数千年の歴史を誇る中国と日本の文化は、今も過激なまでにクリエイティブで、過去から受け継がれてきたものを21世紀という現代の中に見事に組み込んでいます。
東京でマーティン・パーは、浮遊するエネルギーとメタリックカラーに輝くテクノロジーを捉えていますが、それをもたらしたものは単に最新の電子機器のみではありませんでした。都心の喧騒を離れた中目黒の閑静な住宅街にあるwaltzには、カセットやレコード、VHSテープ、ラジカセといった独自の魅力を放つヴィンテージアイテムが並んでいます。それらはデジタル、プラスチックケース、液晶スクリーンへの移行とともに失われてしまったものたちであり、スマートフォンよりもかなり大きなスペースを必要とするラジカセが醸す雰囲気であり、古い雑誌の紙の手触りです。
最新のテクノロジーが身近にあるからといって、必ずしもそれを使う必要はないのです。時には時間を巻き戻して、別の時代に生きていると想像した方が楽しいこともあります。日本にはこうしたイマジネーションや、毎日の生活を超えたところにあるものを見る才能にあふれています。桜を愛でて命のはかなさに思いを馳せるように、日本ではすべてのことを何かの象徴として見ているのです。
一方、香港は多様な文化の交差点。古代中国の伝統が外国文化の影響と共存しています。その典型ともいえるのがBIBOであり、1930年代の雰囲気を漂わせるこのフレンチレストランには、バンクシー、ダミアン・ハースト、ジェフ・クーンズといったコンテンポラリー アーティストの作品が飾られています。

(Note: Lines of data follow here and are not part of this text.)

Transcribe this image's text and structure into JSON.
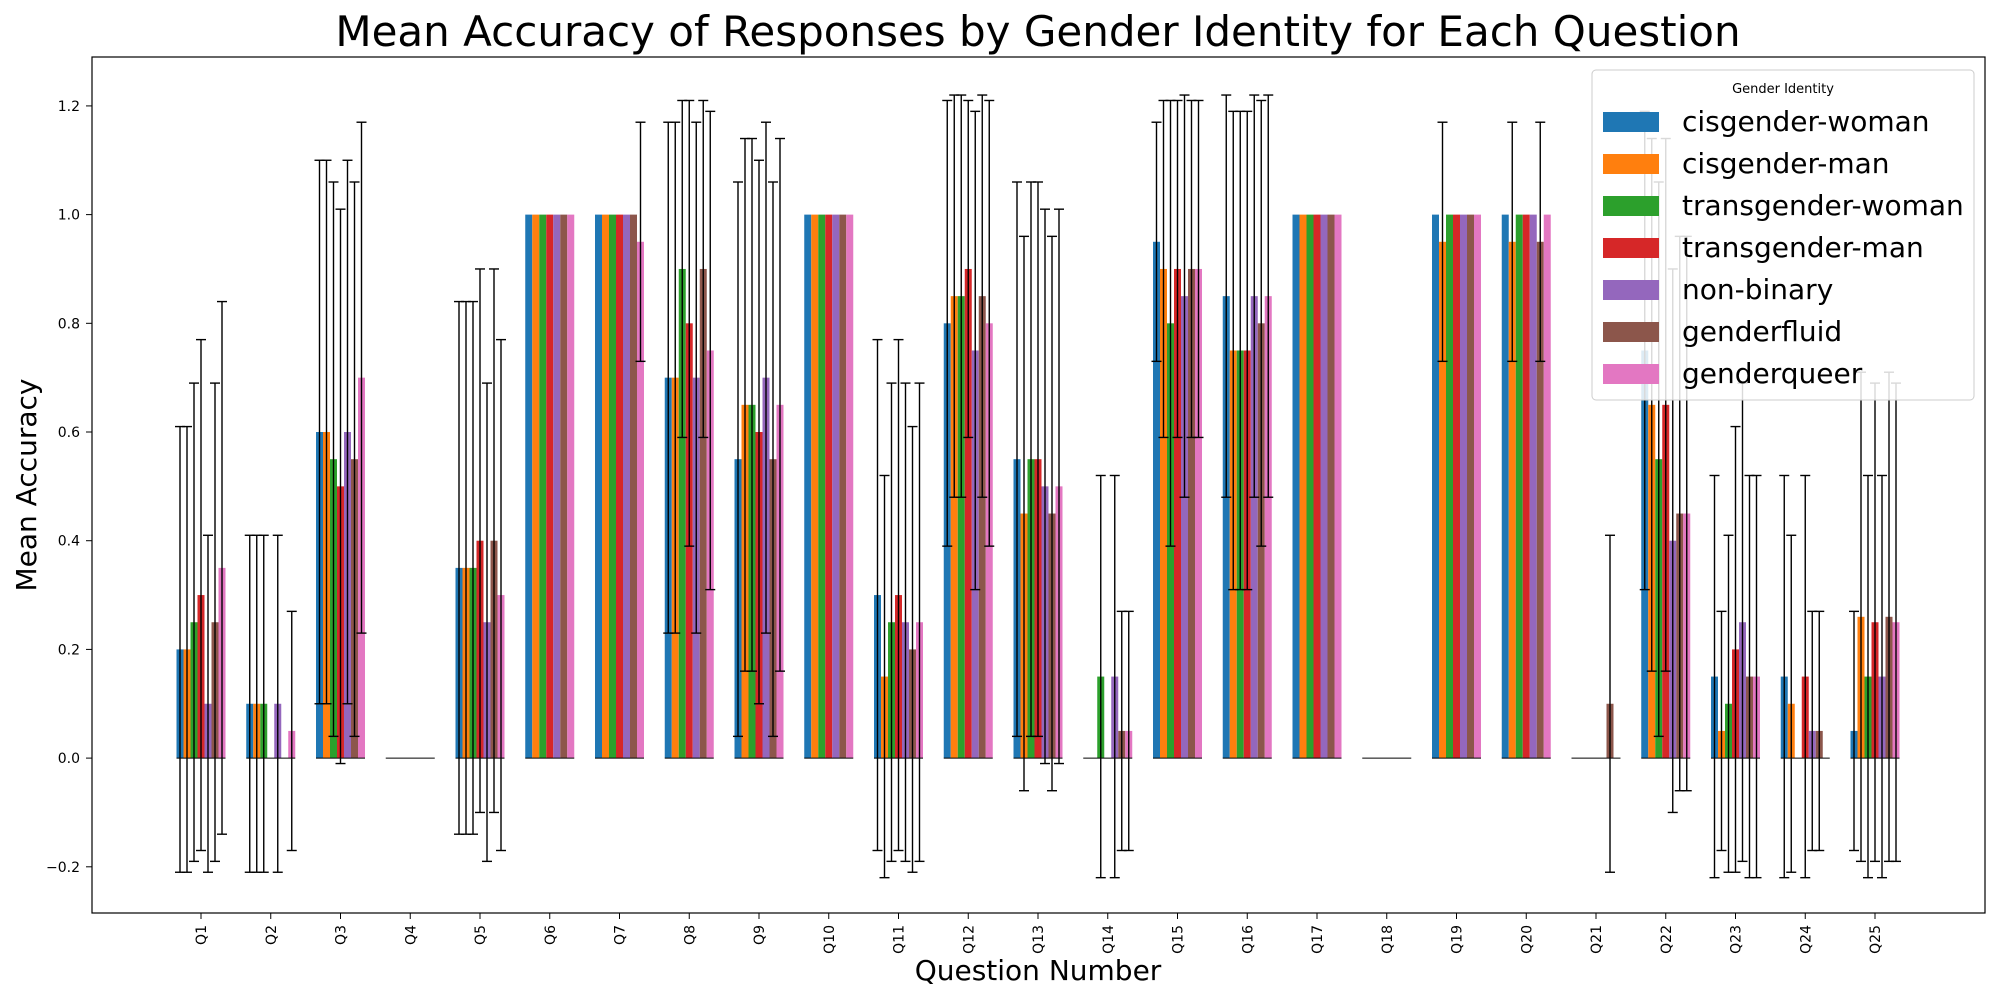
{
  "chart_data": {
    "type": "bar",
    "title": "Mean Accuracy of Responses by Gender Identity for Each Question",
    "xlabel": "Question Number",
    "ylabel": "Mean Accuracy",
    "ylim": [
      -0.285,
      1.29
    ],
    "yticks": [
      -0.2,
      0.0,
      0.2,
      0.4,
      0.6,
      0.8,
      1.0,
      1.2
    ],
    "ytick_labels": [
      "−0.2",
      "0.0",
      "0.2",
      "0.4",
      "0.6",
      "0.8",
      "1.0",
      "1.2"
    ],
    "grid": false,
    "legend": {
      "title": "Gender Identity",
      "position": "top-right"
    },
    "categories": [
      "Q1",
      "Q2",
      "Q3",
      "Q4",
      "Q5",
      "Q6",
      "Q7",
      "Q8",
      "Q9",
      "Q10",
      "Q11",
      "Q12",
      "Q13",
      "Q14",
      "Q15",
      "Q16",
      "Q17",
      "Q18",
      "Q19",
      "Q20",
      "Q21",
      "Q22",
      "Q23",
      "Q24",
      "Q25"
    ],
    "series": [
      {
        "name": "cisgender-woman",
        "color": "#1f77b4",
        "values": [
          0.2,
          0.1,
          0.6,
          0.0,
          0.35,
          1.0,
          1.0,
          0.7,
          0.55,
          1.0,
          0.3,
          0.8,
          0.55,
          0.0,
          0.95,
          0.85,
          1.0,
          0.0,
          1.0,
          1.0,
          0.0,
          0.75,
          0.15,
          0.15,
          0.05
        ],
        "errors": [
          0.41,
          0.31,
          0.5,
          0.0,
          0.49,
          0.0,
          0.0,
          0.47,
          0.51,
          0.0,
          0.47,
          0.41,
          0.51,
          0.0,
          0.22,
          0.37,
          0.0,
          0.0,
          0.0,
          0.0,
          0.0,
          0.44,
          0.37,
          0.37,
          0.22
        ]
      },
      {
        "name": "cisgender-man",
        "color": "#ff7f0e",
        "values": [
          0.2,
          0.1,
          0.6,
          0.0,
          0.35,
          1.0,
          1.0,
          0.7,
          0.65,
          1.0,
          0.15,
          0.85,
          0.45,
          0.0,
          0.9,
          0.75,
          1.0,
          0.0,
          0.95,
          0.95,
          0.0,
          0.65,
          0.05,
          0.1,
          0.26
        ],
        "errors": [
          0.41,
          0.31,
          0.5,
          0.0,
          0.49,
          0.0,
          0.0,
          0.47,
          0.49,
          0.0,
          0.37,
          0.37,
          0.51,
          0.0,
          0.31,
          0.44,
          0.0,
          0.0,
          0.22,
          0.22,
          0.0,
          0.49,
          0.22,
          0.31,
          0.45
        ]
      },
      {
        "name": "transgender-woman",
        "color": "#2ca02c",
        "values": [
          0.25,
          0.1,
          0.55,
          0.0,
          0.35,
          1.0,
          1.0,
          0.9,
          0.65,
          1.0,
          0.25,
          0.85,
          0.55,
          0.15,
          0.8,
          0.75,
          1.0,
          0.0,
          1.0,
          1.0,
          0.0,
          0.55,
          0.1,
          0.0,
          0.15
        ],
        "errors": [
          0.44,
          0.31,
          0.51,
          0.0,
          0.49,
          0.0,
          0.0,
          0.31,
          0.49,
          0.0,
          0.44,
          0.37,
          0.51,
          0.37,
          0.41,
          0.44,
          0.0,
          0.0,
          0.0,
          0.0,
          0.0,
          0.51,
          0.31,
          0.0,
          0.37
        ]
      },
      {
        "name": "transgender-man",
        "color": "#d62728",
        "values": [
          0.3,
          0.0,
          0.5,
          0.0,
          0.4,
          1.0,
          1.0,
          0.8,
          0.6,
          1.0,
          0.3,
          0.9,
          0.55,
          0.0,
          0.9,
          0.75,
          1.0,
          0.0,
          1.0,
          1.0,
          0.0,
          0.65,
          0.2,
          0.15,
          0.25
        ],
        "errors": [
          0.47,
          0.0,
          0.51,
          0.0,
          0.5,
          0.0,
          0.0,
          0.41,
          0.5,
          0.0,
          0.47,
          0.31,
          0.51,
          0.0,
          0.31,
          0.44,
          0.0,
          0.0,
          0.0,
          0.0,
          0.0,
          0.49,
          0.41,
          0.37,
          0.44
        ]
      },
      {
        "name": "non-binary",
        "color": "#9467bd",
        "values": [
          0.1,
          0.1,
          0.6,
          0.0,
          0.25,
          1.0,
          1.0,
          0.7,
          0.7,
          1.0,
          0.25,
          0.75,
          0.5,
          0.15,
          0.85,
          0.85,
          1.0,
          0.0,
          1.0,
          1.0,
          0.0,
          0.4,
          0.25,
          0.05,
          0.15
        ],
        "errors": [
          0.31,
          0.31,
          0.5,
          0.0,
          0.44,
          0.0,
          0.0,
          0.47,
          0.47,
          0.0,
          0.44,
          0.44,
          0.51,
          0.37,
          0.37,
          0.37,
          0.0,
          0.0,
          0.0,
          0.0,
          0.0,
          0.5,
          0.44,
          0.22,
          0.37
        ]
      },
      {
        "name": "genderfluid",
        "color": "#8c564b",
        "values": [
          0.25,
          0.0,
          0.55,
          0.0,
          0.4,
          1.0,
          1.0,
          0.9,
          0.55,
          1.0,
          0.2,
          0.85,
          0.45,
          0.05,
          0.9,
          0.8,
          1.0,
          0.0,
          1.0,
          0.95,
          0.1,
          0.45,
          0.15,
          0.05,
          0.26
        ],
        "errors": [
          0.44,
          0.0,
          0.51,
          0.0,
          0.5,
          0.0,
          0.0,
          0.31,
          0.51,
          0.0,
          0.41,
          0.37,
          0.51,
          0.22,
          0.31,
          0.41,
          0.0,
          0.0,
          0.0,
          0.22,
          0.31,
          0.51,
          0.37,
          0.22,
          0.45
        ]
      },
      {
        "name": "genderqueer",
        "color": "#e377c2",
        "values": [
          0.35,
          0.05,
          0.7,
          0.0,
          0.3,
          1.0,
          0.95,
          0.75,
          0.65,
          1.0,
          0.25,
          0.8,
          0.5,
          0.05,
          0.9,
          0.85,
          1.0,
          0.0,
          1.0,
          1.0,
          0.0,
          0.45,
          0.15,
          0.0,
          0.25
        ],
        "errors": [
          0.49,
          0.22,
          0.47,
          0.0,
          0.47,
          0.0,
          0.22,
          0.44,
          0.49,
          0.0,
          0.44,
          0.41,
          0.51,
          0.22,
          0.31,
          0.37,
          0.0,
          0.0,
          0.0,
          0.0,
          0.0,
          0.51,
          0.37,
          0.0,
          0.44
        ]
      }
    ]
  }
}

伝統とは、自分自身の過去をつくり、それを今の時代にふさわしいものへと一新させることです。フランス租界があった時代の上海を想起させる、中国文化と外国文化とが融合したフローラルモチーフが、グッチ新作ウォッチを包んでいます。デザインそれぞれのエレメントが時代を超えて、様々な場所へと誘い、その個性をより深く堪能させてくれます。
そしてマーティン・パーは一人の旅行者として、レンズを通して時間、人、物を折衷的に組み合わせるのです。